Idealisasi profil tanah
Pilih parameter tanah
Stabilitas – tentukan Faktor Keamanan yang diperlukan – analisis:
a) cu jangka pendek pada saat konstruksi selesai,
b) tegangan efektif untuk konstruksi bertahap (dengan disipasi
tekanan air pori).
Analisis penurunan
a) Terzaghi,
b) empiris,
c) lainnya (untuk gambut).
Identifikasi penurunan yang akan terjadi pada masing-masing instrumen
Pemilihan Instrumentasi
Dasar pemilihan:
Memberikan data untuk dibandingkan dengan prilaku yang diprediksi
Pemasangan, dan prilaku jangka panjang, dapat diandalkan
Peralatan dan keahlian yang tersedia untuk membaca instrumen
(Biaya menjadi bahan pertimbangan: tetapi bila tidak mampu membiayai
instrumentasi untuk mendapatkan data yang diperlukan, lalu apa
gunanya melaksanakan percobaan timbunan?).
Petunjuk mengenai instrumentasi yang sesuai dalam Panduan
Geoteknik 4: Pemantauan
F3
Lokasi instrumen
a) lokasi-lokasi kunci untuk pergerakan vertikal dan horisontal,
b) tipe instrumen yang tersedia,
c) cantumkan instrumen pada gambar teknik,
d) letakan posisi instrumen di peta dan pastikan ada
pengamanan instrumen selama pelaksanaan,
e) siapkan spesifikasi tipe dan pemasangan masing-masing
instrumen,
f) siapkan gambar teknik pelaksanaan.
Pertimbangan Pelaksanaan
Sumber dan tipe bahan timbunan – metode penimbunan (secara umum,
dan disekitar instrumen) – metode pemadatan – persyaratan drainase –
perlindungan terhadap erosi – akses – pengawasan instrumen –
akomodasi – gudang penyimpanan peralatan instrumentasi –komunikasi
Persiapan spesifikasi pelaksanaan – kecepatan penimbunan – pengaruh
gangguan.
Pelaksanaan
Dokumen kontrak
Persyaratan kontrak – spesifikasi – pengukuran – program
Prosedur
Pengawasan – komunikasi
Rekaman/Catatan
Laporan harian – survei – pengujian kepadatan
Pemantauan
Prosedur
Rekaman/Catatan (Records)
Interpretasi
Analisis Hasil Pemantauan
Pemeraan data – metode analisis – perbandingan kumpulan data – umpan balik ke
sistem pemantauan – penambahan/pengurangan frekuensi pemantauan – pemeriksaan
tambahan pada kalibrasi/datum/respon instrumen.
F4
Pelaporan
Laporan Tahap 1
Sebelum penyelidikan lapangan dilaksanakan dan setelah desain
pendahuluan selesai.

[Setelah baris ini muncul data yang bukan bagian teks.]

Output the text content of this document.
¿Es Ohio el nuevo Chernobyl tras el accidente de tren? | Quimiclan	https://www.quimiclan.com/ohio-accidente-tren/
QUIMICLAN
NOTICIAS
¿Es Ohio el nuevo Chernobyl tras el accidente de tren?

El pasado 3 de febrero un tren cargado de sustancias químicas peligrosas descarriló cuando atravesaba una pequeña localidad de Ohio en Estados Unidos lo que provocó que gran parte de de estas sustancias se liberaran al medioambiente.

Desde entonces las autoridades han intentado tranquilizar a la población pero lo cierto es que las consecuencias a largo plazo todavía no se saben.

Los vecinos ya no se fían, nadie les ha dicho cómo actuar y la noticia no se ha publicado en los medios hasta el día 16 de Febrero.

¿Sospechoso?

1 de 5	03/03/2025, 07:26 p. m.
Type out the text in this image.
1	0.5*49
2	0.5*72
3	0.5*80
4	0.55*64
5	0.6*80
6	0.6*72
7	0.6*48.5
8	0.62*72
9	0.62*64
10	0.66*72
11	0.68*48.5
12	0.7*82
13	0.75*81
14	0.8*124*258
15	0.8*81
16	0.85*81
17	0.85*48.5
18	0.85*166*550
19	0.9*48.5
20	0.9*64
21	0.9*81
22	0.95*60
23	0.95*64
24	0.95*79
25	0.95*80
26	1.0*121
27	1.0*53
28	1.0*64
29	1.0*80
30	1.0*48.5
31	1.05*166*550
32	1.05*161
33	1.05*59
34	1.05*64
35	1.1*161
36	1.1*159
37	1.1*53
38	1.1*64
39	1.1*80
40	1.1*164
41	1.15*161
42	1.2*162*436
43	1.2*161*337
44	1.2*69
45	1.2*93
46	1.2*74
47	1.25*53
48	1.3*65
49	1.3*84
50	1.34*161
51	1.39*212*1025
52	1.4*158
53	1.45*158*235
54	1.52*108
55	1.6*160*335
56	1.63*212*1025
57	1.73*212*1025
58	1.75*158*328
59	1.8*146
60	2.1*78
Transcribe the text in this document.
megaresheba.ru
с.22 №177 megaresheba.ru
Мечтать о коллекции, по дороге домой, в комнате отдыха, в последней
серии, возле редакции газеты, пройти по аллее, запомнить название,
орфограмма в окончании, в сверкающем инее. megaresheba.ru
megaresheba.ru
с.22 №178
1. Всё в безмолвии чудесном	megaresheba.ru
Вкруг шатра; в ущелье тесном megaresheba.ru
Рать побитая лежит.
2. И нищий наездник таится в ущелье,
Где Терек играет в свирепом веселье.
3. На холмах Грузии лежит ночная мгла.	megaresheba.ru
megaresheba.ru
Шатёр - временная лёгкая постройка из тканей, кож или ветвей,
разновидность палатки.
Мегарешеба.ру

Anggaran biaya bisa dihitung pada waktu ini.
Laporan Tahap 2
Setelah semua pekerjaan desain selesai – berisi desain lengkap
timbunan percobaan dan prediksi prilaku yang berhubungan dengan
instrumen yang akan dipasang. Anggaran biaya bisa dipastikan pada
waktu ini.
Laporan Akhir
Setelah data diperoleh dari timbunan percobaan dengan menyertakan
semua catatan timbunan percobaan, lakukan kaji ulang prediksi dan
kesimpulan mengenai parameter tanah yang sesungguhnya.
Lampiran G
Instrumentasi
G1
Pengukuran Penurunan
Penurunan diukur dengan menentukan elevasi dan perubahan elevasi. Teknik
Pengukuran biasanya digunakan untuk menentukan perubahan elevasi ini, tetapi
sejumlah teknik tertentu telah digunakan pula. Berikut ini adalah beberapa
instrumen pengukur penurunan yang sering digunakan pada konstruksi
timbunan, diantaranya :
Penanda Penurunan Permukaan
Penanda penurunan merupakan cara yang paling sederhana dan murah
untuk mengukur penurunan. Penanda ini terdiri dari patok dari kayu,
baja atau beton yang dipasang di atas permukaan timbunan yang telah
selesai seperti terlihat pada Gambar G1. Pengukuran dengan teknik ini
hanya mengukur penurunan total timbunan, termasuk penurunan pada
lapisan tanah bawah dan timbunan itu sendiri. Penurunan diukur dengan
mengukur elevasi terhadap suatu patok tetap yang merupakan datum
rujukan.
Pelat Penurunan
Pelat penurunan terdiri dari suatu batang yang dilas pada pelat baja
bujur sangkar berukuran 60 kali 60 cm yang diletakkan pada dasar
timbunan seperti diperlihatkan pada Gambar G2. Penurunan diukur
dengan mengukur elevasi terhadap suatu patok tetap yang merupakan
datum rujukan.
Ekstensometer Batang
Ekstensometer batang terdiri dari batang bagian dalam yang terselebung
dan pelat rujukan.Batang bagian dalam dimasukkan sampai ke lapisan
keras dan penurunan relatif ditentukan dengan pengukuran. Sebuah
contoh diberikan pada Gambar G3.
Ekstensometer Magnetis
Extensometer ini terdiri dari satu atau lebih titik rujukan yang ditanam
di dalam tanah dengan satu titik rujukan terletak pada ujungnya. Batang
dan kawat atau peralatan elektronik digunakan untuk menentukan
perubahan jarak antara titik-titik rujukan. Ekstensometer magnetis telah
tersedia secara komersial. Peralatan ini terdiri dari dua komponen
utama, yaitu sebuah magnet lingkaran permanen yang diberi magnet
secara aksial yang berfungsi sebagai penanda dalam tanah dan sensor.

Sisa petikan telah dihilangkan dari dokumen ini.